GIS and its Conceptual Framework

Goodchild recounts eight topics that outline the research agenda for GIS, and how they fit in a conceptual framework which “[combines] three domains in different proportions,” (6), namely, the computer, the individual user, and society. Put forth in 1992, there are great additions and alterations that need to be made to modernise the framework.

For one, with the advancement of the GeoWeb 2.0, I think “public participation GIS” is better suited to have a greater proportion of society in the conceptual framework (over the human). Participatory GIS is so influential in part because of the sheer volume of it.
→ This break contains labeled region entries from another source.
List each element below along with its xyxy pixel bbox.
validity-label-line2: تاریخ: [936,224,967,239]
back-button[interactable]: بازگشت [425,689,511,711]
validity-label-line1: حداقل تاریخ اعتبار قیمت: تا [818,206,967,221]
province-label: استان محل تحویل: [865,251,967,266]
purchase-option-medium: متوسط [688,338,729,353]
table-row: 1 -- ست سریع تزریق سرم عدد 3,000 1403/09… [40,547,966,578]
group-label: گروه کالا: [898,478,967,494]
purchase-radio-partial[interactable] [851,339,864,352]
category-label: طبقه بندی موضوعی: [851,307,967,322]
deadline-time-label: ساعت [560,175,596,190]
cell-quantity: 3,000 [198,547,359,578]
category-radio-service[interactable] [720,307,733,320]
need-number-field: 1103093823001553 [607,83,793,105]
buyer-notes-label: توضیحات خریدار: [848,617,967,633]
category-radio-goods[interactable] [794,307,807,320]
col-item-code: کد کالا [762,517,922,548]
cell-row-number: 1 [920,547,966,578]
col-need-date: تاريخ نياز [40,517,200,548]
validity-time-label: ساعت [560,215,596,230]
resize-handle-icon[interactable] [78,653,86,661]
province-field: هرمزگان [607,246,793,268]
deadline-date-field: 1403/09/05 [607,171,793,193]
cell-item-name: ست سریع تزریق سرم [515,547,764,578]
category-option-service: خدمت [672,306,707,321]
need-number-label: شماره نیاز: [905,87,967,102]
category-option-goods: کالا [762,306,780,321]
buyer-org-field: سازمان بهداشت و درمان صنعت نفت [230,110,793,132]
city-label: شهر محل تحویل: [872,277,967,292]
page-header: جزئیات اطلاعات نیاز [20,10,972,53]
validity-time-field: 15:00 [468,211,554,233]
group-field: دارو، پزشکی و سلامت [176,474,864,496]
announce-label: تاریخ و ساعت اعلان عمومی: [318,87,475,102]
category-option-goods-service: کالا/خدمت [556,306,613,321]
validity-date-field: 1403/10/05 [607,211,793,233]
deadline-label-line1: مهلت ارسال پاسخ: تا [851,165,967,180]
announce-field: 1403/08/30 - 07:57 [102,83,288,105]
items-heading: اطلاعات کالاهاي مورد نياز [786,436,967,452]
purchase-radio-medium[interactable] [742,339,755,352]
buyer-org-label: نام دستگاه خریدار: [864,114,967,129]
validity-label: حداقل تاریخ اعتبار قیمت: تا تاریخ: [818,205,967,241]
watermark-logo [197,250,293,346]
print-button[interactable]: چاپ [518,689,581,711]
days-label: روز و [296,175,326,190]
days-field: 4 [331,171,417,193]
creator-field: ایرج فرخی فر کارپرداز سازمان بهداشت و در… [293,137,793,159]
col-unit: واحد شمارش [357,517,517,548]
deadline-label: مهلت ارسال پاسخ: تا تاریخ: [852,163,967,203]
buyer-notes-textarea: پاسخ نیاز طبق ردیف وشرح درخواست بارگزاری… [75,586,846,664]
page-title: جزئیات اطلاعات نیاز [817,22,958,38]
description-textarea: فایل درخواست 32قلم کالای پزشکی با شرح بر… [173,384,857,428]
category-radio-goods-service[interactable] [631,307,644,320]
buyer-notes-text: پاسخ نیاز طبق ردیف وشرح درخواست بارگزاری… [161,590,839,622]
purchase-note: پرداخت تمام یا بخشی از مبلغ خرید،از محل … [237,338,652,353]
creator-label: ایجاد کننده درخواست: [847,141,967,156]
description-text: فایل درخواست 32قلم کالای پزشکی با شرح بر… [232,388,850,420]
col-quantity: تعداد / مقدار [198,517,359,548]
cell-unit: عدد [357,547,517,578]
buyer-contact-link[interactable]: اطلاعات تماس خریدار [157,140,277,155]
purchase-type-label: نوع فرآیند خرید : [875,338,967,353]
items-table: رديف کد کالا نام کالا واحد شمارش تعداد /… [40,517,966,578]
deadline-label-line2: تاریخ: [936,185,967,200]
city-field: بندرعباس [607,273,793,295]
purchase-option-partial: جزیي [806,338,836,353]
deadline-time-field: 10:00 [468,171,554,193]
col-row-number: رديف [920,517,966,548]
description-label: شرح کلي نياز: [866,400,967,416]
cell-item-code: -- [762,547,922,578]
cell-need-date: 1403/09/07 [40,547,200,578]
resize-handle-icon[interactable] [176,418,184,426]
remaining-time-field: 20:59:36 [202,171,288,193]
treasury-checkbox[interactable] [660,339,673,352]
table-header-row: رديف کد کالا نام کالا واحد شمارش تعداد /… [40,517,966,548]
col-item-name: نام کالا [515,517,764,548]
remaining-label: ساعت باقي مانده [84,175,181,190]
People all over the world are creating maps in different ways, and mostly in a collaborative setting. For VGI to be beneficial it needs to come from a vast array of sources—used and updated by all of society, not one individual user.

A few additions to the framework include augmented reality, cloud computing, perhaps the geoweb itself. Geographic information is advancing at an incredible rate, and GIS needs to account for such changes. Society is playing a larger role, but how will GIS incorporate semantics and natural languages, for example, or different representations of place? We need to organise these different technologies and facets of GIS in a comprehensive (and user-friendly) conceptual framework in order to fully exploit the benefits GIS can bring to the understanding geographic information.

Goodchild, Michael F. “Twenty Years of Progress: GIScience in 2010.” Journal of Spatial Information Science. (2010): 3-20.